Trotz einer eingeleiteten Schnellbremsung konnte der Bahnmitarbeiter eine Kollision wohl nicht mehr verhindern und touchierte offenbar den Gleisüberschreiter, welcher unmittelbar nach dem mutmaßlichen Zusammenprall mit dem Triebfahrzeug weiter in Richtung der Sportanlagen gegangen sein soll. Alarmierte Streifen der Bundespolizeiinspektion Würzburg, des Bundespolizeireviers Heilbronn sowie des Polizeireviers Tauberbischofsheim fahndeten daraufhin, unter anderem mit Hilfe von Diensthunden, erfolglos nach dem mutmaßlich verletzten Mann.

Die Insassen der Regionalbahn blieben nach derzeitigem Kenntnisstand unverletzt. Zeugen, die sachdienliche Hinweise zum Vorfall oder zur Identität des Mannes geben können, werden gebeten, sich unter der Rufnummer +4971318882600 zu melden.

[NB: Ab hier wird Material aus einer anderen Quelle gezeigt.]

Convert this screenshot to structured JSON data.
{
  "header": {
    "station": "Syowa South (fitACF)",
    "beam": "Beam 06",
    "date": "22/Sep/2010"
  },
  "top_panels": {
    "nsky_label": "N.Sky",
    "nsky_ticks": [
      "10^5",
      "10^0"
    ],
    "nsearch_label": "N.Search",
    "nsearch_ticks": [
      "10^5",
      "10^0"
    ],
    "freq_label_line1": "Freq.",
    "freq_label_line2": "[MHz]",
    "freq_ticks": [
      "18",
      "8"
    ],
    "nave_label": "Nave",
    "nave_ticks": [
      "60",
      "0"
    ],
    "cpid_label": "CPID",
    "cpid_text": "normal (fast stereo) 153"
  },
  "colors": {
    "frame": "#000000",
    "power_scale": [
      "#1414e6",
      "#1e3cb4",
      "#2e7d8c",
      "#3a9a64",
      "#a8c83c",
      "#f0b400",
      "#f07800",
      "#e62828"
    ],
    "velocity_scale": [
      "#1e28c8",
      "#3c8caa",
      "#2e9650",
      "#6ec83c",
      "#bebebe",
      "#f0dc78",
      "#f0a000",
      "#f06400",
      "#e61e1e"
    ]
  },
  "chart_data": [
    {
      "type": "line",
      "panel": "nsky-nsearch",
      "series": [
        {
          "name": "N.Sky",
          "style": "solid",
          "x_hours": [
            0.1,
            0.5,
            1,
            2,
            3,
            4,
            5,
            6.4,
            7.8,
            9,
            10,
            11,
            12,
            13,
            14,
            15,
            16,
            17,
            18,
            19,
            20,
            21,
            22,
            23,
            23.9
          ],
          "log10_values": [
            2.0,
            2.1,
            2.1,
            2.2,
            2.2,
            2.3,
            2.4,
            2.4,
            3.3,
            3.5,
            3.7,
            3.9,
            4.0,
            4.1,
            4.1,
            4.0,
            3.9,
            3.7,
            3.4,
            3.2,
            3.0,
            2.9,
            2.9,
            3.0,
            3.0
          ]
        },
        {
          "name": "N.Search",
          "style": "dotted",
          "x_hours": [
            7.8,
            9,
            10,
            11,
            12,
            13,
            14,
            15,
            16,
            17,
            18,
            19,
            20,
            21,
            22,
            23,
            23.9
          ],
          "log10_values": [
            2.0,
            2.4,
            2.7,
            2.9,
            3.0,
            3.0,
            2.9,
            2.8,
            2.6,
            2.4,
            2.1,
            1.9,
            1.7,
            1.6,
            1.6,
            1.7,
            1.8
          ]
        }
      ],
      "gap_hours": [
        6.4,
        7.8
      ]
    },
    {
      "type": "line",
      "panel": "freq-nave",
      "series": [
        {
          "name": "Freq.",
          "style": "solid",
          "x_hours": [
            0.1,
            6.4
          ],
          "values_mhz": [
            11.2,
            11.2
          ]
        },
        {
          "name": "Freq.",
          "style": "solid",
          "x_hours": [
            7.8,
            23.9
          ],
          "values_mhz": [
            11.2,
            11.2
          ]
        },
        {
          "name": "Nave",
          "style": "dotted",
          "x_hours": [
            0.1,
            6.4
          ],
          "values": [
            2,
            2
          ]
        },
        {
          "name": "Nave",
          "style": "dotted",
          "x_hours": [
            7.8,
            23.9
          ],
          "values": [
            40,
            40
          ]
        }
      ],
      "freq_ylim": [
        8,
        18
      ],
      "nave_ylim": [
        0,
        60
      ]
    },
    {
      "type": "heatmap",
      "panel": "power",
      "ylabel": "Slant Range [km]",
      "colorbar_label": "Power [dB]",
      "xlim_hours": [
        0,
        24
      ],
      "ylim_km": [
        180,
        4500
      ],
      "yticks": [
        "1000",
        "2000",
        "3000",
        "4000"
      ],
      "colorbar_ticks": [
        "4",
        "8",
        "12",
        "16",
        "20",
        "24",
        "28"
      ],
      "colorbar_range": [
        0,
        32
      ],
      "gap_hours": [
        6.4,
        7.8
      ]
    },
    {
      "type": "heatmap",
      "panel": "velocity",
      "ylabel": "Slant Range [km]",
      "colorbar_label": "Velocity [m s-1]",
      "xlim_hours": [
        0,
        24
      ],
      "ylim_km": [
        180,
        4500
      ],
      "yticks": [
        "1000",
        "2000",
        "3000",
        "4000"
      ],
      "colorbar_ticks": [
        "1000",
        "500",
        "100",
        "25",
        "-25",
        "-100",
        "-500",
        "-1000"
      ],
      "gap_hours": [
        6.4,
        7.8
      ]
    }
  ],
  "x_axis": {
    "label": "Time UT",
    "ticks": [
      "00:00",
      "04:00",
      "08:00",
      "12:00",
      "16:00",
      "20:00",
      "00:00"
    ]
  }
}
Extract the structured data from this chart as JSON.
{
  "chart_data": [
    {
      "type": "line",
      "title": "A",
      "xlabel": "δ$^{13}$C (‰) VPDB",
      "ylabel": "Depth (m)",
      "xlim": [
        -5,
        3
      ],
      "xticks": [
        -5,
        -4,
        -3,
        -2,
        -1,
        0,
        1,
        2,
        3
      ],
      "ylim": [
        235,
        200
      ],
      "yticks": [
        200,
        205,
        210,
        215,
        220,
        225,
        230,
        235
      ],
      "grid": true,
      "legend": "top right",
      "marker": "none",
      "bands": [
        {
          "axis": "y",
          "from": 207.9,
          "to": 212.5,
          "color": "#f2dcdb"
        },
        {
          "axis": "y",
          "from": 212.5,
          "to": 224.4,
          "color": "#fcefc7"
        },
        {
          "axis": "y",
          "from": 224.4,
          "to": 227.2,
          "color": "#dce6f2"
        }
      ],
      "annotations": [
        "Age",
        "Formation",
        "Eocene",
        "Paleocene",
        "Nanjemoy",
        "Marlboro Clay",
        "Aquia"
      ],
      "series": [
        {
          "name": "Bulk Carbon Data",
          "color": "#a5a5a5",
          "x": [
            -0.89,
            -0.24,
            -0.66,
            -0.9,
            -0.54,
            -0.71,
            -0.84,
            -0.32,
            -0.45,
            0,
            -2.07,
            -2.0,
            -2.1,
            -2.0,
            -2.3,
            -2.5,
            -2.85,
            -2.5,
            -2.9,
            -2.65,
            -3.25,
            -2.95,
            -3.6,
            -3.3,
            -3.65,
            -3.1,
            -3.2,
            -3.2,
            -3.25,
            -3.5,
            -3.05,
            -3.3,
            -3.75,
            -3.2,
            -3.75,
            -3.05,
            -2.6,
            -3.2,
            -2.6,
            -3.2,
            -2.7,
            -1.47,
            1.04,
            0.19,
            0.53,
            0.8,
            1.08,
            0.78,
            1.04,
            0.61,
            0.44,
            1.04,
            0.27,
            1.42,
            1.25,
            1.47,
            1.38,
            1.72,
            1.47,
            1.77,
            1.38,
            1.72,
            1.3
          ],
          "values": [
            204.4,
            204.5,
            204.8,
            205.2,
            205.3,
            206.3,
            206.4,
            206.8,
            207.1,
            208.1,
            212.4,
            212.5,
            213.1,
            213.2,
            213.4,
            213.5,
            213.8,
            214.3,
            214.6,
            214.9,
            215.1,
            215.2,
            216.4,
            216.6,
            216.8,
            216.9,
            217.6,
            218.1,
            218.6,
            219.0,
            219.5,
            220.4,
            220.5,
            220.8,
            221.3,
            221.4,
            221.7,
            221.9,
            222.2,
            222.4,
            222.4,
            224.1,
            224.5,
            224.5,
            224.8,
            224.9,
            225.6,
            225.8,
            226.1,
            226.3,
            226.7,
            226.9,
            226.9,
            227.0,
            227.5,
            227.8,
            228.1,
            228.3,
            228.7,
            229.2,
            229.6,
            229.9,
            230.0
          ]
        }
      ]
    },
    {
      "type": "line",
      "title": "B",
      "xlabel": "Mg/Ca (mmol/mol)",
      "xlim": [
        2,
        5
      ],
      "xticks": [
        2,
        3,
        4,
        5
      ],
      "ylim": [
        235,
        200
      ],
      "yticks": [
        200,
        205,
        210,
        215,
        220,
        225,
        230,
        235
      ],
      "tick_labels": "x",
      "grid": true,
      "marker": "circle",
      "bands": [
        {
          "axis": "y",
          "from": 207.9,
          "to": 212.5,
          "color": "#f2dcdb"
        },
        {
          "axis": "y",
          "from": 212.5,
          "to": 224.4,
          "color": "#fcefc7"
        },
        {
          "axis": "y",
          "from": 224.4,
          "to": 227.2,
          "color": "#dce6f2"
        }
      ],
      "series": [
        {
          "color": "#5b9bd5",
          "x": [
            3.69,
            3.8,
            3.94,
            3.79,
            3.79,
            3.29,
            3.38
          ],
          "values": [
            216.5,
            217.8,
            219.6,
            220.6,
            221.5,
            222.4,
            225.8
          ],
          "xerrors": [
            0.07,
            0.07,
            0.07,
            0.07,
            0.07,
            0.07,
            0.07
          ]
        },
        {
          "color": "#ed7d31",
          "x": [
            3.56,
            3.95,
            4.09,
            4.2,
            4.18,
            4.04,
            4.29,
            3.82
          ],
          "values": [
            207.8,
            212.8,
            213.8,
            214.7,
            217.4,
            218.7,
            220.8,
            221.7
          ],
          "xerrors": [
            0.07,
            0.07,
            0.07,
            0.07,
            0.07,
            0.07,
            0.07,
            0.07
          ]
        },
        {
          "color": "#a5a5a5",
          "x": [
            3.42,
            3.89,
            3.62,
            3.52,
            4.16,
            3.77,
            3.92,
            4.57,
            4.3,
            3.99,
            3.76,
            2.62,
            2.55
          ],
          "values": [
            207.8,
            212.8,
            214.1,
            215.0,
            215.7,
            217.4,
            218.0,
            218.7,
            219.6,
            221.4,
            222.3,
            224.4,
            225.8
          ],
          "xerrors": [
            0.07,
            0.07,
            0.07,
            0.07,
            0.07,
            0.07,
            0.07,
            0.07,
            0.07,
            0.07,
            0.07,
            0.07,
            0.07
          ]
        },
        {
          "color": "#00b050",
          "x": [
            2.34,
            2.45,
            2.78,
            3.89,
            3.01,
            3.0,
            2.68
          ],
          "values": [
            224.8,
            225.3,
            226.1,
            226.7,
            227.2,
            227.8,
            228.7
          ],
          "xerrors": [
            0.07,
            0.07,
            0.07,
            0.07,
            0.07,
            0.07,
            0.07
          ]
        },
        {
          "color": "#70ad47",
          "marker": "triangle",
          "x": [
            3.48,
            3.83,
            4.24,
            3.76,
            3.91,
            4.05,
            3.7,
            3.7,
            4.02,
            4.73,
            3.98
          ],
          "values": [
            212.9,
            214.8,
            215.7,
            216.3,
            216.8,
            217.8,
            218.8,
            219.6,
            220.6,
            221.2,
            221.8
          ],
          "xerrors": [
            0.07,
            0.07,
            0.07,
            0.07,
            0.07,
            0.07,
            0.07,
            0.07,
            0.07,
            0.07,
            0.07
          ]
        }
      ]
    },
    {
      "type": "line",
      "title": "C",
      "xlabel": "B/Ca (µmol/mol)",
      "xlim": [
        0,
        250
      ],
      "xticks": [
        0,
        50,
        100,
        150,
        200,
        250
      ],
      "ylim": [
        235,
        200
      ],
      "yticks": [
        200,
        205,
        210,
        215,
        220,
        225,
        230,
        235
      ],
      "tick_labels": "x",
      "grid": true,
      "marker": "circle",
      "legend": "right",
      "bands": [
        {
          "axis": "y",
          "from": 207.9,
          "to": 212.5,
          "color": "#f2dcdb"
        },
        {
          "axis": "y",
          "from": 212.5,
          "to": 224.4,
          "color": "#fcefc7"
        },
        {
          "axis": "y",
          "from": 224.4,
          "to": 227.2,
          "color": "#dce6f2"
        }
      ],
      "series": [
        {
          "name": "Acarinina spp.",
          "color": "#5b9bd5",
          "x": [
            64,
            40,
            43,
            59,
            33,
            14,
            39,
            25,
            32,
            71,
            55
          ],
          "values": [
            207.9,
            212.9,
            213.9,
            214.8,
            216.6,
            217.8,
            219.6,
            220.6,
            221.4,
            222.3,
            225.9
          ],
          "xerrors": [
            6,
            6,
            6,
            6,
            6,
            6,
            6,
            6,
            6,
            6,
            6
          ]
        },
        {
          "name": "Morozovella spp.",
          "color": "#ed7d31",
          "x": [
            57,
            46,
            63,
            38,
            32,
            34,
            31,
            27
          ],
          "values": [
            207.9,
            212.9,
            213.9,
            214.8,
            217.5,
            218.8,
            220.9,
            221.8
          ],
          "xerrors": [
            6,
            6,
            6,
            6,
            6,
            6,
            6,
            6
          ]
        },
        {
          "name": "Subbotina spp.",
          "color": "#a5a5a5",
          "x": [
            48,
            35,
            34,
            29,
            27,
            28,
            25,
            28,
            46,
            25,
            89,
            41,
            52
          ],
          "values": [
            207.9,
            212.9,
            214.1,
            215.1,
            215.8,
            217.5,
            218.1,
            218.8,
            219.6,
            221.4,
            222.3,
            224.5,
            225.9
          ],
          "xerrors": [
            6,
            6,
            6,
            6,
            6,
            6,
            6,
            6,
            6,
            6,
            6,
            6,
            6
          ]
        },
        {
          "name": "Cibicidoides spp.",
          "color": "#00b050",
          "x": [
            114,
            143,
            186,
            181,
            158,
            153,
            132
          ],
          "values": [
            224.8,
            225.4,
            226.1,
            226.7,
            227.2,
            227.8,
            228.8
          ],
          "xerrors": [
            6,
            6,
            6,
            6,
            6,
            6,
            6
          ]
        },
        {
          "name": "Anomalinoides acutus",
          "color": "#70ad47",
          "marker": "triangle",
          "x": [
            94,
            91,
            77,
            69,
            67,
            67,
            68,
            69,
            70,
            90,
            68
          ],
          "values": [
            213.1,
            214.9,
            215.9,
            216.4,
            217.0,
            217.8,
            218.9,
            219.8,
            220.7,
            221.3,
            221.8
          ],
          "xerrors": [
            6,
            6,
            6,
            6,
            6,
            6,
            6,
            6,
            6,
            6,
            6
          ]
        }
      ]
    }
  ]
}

Die Bundespolizei weist in diesem Zusammenhang daraufhin, dass Aufenthalte im Gleisbereich lebensgefährlich sind. Züge nähern sich fast lautlos und können je nach Windrichtung oft erst sehr spät wahrgenommen werden. Selbst bei einer sofort eingeleiteten Notbremsung kommen Züge erst nach mehreren hundert Metern zum Halt (Der Bremsweg eines Zuges bei 100 km/h beträgt bis zu 1.000 Meter). Bahngleise dürfen nur an den hierfür bestimmten Stellen, wie z.B. Über- oder Unterführungen, überquert werden.